Where we left off yesterday, the last mention of the ‘Salrite – and what should have been the eulogy which laid the brand comfortably to rest – was an advertisement from December, 1923, in which the pencils are described as “mottled or black.” While I understand it’s difficult to hold an advertiser hawking closeouts to strict details concerning the blowout pricing of a discontinued brand, I thought Salrites were made only in black hard rubber:
Until last summer, when this monster popped up in an online auction:
Not just mottled hard rubber, but with gold filled . . . ok, goldish filledish trim?
Note that clip? It isn’t the usual banded ‘Salrite clip, either. It appears to be the same clip used on the all-metal ‘Salrites before they were discontinued. The unmarked cap has some fine detail work to it – it fits neither into the Sta-Sharp nor ‘Salrite usual lines:
It is, however, all ‘Salrite. All you need do is unscrew the nose to examine the patented spare lead chambers – from which it received the Salz moniker in early advertisements, “The Machine Gun of Commerce”:
So is this an early transitional model, made while all metal pencil clips were still available and before Pencil Products had settled on plain black and plain nickel trim? Or was it a last gasp, hail Mary attempt to spruce up the brand in late 1923, as suggested by that December advertisement which was the only one to indicate there were mottled hard rubber examples?

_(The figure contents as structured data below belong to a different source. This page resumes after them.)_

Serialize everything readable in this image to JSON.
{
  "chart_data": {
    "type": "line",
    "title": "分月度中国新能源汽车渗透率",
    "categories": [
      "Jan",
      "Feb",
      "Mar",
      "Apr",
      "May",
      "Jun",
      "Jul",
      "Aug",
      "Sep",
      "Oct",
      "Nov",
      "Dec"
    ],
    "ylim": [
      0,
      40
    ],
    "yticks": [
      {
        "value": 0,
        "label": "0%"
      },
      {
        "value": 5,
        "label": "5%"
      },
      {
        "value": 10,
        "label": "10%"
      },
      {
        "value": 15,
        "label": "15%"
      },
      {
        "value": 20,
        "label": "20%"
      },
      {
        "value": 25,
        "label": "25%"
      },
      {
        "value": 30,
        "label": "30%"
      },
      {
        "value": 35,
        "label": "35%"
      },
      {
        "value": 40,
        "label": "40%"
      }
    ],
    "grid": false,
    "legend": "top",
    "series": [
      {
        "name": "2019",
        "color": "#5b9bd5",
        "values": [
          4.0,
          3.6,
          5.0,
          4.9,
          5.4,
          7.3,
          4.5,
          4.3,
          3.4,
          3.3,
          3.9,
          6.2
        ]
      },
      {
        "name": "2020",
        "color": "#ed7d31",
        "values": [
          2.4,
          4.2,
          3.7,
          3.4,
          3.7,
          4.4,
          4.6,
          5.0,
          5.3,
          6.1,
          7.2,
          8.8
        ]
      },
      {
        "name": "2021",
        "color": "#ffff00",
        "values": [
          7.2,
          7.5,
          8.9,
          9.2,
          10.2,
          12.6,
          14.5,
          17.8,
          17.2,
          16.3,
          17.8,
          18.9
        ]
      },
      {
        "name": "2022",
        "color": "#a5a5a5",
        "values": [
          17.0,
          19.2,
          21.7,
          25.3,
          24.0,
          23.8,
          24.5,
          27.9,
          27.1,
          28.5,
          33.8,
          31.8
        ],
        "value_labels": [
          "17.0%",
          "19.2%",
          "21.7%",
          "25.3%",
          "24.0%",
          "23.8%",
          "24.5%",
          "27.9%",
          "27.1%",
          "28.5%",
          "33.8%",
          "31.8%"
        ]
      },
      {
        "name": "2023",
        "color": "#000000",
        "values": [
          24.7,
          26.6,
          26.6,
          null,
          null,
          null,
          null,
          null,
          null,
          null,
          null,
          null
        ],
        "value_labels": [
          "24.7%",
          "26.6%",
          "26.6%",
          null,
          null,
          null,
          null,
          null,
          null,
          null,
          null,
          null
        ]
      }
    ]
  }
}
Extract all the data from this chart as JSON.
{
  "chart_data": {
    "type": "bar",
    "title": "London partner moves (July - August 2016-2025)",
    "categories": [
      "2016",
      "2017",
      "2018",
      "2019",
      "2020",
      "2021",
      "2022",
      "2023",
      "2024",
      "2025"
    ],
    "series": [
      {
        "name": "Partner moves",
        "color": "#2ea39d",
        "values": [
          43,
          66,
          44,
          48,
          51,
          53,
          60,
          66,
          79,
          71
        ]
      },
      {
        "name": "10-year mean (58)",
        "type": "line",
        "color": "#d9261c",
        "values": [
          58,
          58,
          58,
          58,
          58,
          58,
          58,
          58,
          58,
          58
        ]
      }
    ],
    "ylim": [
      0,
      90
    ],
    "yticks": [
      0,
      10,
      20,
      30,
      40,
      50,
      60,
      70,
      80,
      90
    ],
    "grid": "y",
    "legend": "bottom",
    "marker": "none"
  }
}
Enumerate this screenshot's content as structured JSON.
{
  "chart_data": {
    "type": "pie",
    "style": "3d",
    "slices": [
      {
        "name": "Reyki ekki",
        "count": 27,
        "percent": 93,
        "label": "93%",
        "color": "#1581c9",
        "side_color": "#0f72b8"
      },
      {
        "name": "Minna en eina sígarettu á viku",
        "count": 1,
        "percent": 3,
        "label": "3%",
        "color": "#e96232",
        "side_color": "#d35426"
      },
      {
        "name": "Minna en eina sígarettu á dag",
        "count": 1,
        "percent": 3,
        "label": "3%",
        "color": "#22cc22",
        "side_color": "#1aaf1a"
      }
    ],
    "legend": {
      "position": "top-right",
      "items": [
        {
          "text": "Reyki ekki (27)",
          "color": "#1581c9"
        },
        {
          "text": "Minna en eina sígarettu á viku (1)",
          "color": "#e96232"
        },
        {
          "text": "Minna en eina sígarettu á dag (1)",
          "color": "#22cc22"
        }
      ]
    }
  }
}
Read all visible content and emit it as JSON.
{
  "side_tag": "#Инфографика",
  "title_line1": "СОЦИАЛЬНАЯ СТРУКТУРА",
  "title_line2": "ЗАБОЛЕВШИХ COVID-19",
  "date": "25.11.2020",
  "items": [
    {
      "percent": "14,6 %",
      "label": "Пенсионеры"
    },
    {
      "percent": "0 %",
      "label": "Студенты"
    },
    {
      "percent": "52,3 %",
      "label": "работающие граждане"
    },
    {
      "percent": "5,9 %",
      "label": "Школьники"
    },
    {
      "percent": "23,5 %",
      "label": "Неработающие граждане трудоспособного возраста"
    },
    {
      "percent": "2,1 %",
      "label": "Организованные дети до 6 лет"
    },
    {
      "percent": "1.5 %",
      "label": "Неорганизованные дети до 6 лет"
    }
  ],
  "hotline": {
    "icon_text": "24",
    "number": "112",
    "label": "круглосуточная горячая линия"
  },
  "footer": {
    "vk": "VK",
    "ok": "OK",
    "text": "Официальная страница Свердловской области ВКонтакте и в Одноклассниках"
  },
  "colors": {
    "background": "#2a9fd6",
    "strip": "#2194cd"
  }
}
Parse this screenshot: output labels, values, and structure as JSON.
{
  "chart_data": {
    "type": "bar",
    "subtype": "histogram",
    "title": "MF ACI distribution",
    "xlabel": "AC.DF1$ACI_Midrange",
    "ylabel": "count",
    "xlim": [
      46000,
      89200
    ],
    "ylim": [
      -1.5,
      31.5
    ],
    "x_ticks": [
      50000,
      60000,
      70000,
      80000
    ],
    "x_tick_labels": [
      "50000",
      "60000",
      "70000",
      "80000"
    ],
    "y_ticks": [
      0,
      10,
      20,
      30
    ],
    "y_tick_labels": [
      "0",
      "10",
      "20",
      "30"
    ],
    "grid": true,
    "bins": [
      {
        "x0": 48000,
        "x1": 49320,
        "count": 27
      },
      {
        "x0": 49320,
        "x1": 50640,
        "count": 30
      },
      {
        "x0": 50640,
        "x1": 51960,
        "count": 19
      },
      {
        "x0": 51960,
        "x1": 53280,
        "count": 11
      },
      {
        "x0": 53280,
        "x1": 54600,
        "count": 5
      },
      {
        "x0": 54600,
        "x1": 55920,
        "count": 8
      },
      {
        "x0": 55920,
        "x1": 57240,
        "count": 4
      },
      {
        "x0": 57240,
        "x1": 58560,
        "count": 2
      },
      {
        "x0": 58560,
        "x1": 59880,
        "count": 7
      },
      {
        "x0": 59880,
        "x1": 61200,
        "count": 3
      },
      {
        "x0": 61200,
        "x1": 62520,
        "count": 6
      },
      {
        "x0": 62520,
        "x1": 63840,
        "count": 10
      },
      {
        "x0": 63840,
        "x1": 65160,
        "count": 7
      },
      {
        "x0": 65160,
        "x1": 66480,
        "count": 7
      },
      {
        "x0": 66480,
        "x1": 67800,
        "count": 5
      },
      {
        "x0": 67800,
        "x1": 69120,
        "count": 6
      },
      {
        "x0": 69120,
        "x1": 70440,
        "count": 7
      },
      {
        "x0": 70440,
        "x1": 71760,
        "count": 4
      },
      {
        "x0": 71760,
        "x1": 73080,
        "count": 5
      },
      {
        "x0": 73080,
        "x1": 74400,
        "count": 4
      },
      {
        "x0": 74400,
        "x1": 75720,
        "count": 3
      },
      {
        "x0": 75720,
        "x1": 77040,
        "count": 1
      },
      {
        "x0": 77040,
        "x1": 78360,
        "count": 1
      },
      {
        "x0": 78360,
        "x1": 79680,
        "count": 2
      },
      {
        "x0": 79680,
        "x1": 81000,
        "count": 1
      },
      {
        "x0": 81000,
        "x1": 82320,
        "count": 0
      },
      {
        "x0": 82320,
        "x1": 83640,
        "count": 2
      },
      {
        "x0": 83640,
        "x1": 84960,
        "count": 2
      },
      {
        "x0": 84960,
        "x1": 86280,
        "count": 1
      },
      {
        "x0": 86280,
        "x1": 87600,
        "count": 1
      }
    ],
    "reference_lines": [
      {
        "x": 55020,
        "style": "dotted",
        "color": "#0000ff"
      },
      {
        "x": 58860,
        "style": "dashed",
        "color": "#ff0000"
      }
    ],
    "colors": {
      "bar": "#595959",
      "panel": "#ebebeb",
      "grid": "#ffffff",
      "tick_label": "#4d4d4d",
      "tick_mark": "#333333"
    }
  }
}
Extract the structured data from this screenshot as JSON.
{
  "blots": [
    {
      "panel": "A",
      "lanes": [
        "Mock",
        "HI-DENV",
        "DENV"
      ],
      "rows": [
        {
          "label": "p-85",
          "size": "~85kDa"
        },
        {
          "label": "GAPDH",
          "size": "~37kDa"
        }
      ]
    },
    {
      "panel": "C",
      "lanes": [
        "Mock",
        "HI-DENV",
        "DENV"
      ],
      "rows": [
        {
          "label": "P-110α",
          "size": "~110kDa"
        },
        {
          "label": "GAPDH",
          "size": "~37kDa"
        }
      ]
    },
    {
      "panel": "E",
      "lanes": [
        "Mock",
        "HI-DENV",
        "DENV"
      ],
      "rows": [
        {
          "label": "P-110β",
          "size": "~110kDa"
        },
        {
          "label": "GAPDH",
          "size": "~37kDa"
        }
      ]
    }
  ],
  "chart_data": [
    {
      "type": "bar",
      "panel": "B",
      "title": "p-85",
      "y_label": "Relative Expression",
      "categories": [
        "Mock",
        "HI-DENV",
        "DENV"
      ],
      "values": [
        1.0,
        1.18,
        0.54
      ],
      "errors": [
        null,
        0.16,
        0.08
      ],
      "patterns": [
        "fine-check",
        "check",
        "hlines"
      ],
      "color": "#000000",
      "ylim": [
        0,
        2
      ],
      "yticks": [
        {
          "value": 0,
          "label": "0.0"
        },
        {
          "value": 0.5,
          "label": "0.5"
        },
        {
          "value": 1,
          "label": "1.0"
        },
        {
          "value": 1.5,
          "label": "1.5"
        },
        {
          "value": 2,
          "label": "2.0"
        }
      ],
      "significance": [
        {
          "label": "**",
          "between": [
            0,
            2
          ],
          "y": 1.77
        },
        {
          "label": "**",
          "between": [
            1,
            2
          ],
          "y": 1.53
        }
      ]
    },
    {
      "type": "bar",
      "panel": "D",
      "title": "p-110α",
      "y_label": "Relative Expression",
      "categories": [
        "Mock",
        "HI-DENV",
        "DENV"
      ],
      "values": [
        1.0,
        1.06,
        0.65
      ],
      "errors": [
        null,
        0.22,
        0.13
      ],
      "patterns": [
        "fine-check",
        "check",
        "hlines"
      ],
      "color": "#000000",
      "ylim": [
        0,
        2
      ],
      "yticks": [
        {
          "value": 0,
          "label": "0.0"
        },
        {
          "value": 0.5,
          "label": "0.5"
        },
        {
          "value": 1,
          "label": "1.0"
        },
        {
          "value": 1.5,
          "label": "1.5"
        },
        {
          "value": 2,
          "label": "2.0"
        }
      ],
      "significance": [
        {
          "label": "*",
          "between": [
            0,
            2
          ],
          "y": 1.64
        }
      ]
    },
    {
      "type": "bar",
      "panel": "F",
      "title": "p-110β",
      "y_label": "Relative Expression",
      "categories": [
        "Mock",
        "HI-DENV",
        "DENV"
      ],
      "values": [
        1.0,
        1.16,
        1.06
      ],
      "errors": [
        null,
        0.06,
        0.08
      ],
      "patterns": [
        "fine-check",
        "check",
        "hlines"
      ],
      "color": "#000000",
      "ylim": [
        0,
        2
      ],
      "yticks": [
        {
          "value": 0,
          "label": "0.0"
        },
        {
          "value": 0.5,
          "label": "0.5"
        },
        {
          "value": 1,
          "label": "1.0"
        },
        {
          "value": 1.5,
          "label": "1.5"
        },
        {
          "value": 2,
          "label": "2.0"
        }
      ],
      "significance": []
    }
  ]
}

I'm still not entirely sure, but I got another clue . . . just before the Chicago show this year, this one popped up online:
Note that the clip and tip, unlike the other example, are nickel plate:
This one has two of those great wide bands:
And on the reverse is a clue not found on any other ‘Salrite:
Chase Pencil Corporation. I had never heard of the company, and a Google search turned up nothing. However, when I searched Newspapers.com, I did get one hit which might explain a few things:
This “help wanted” advertisement, which ran on November 5, 1924 in the St. Louis Post-Dispatch, states that the Chase Pencil Corporation was a New York City manufacturer, established three years (the first ads for the ‘Salrite appeared in September, 1921), and still making a “meritorious product.” It would appear, connecting the dots, that the Chase Pencil Corporation, and not the Pencil Products Corporation, was the actual manufacturer of the ‘Salrite.
I’m still no closer to answering the question of whether these mottled hard rubber examples are from the beginning of the line, at the end of the line, or are a previously undocumented deluxe model that ran the continuum. Nor am I any closer to knowing exactly what sort of cap this new example would have had, since this one is missing and mix-and-match was apparently par for the course on the Chase Pencil Corporation assembly line. For the time being, though, I couldn’t believe my luck when this part jumped out of Rob Bader’s junk box at the Raliegh show:
Yeah, it’s a nickel trimmed Salrite cap, complete with “Pencil Products Corp.” and the 1919 patent date, but what the heck:
On a pencil with a nickel plated tip and clip, and wide gold filled bands, who’s to say that’s not what they did?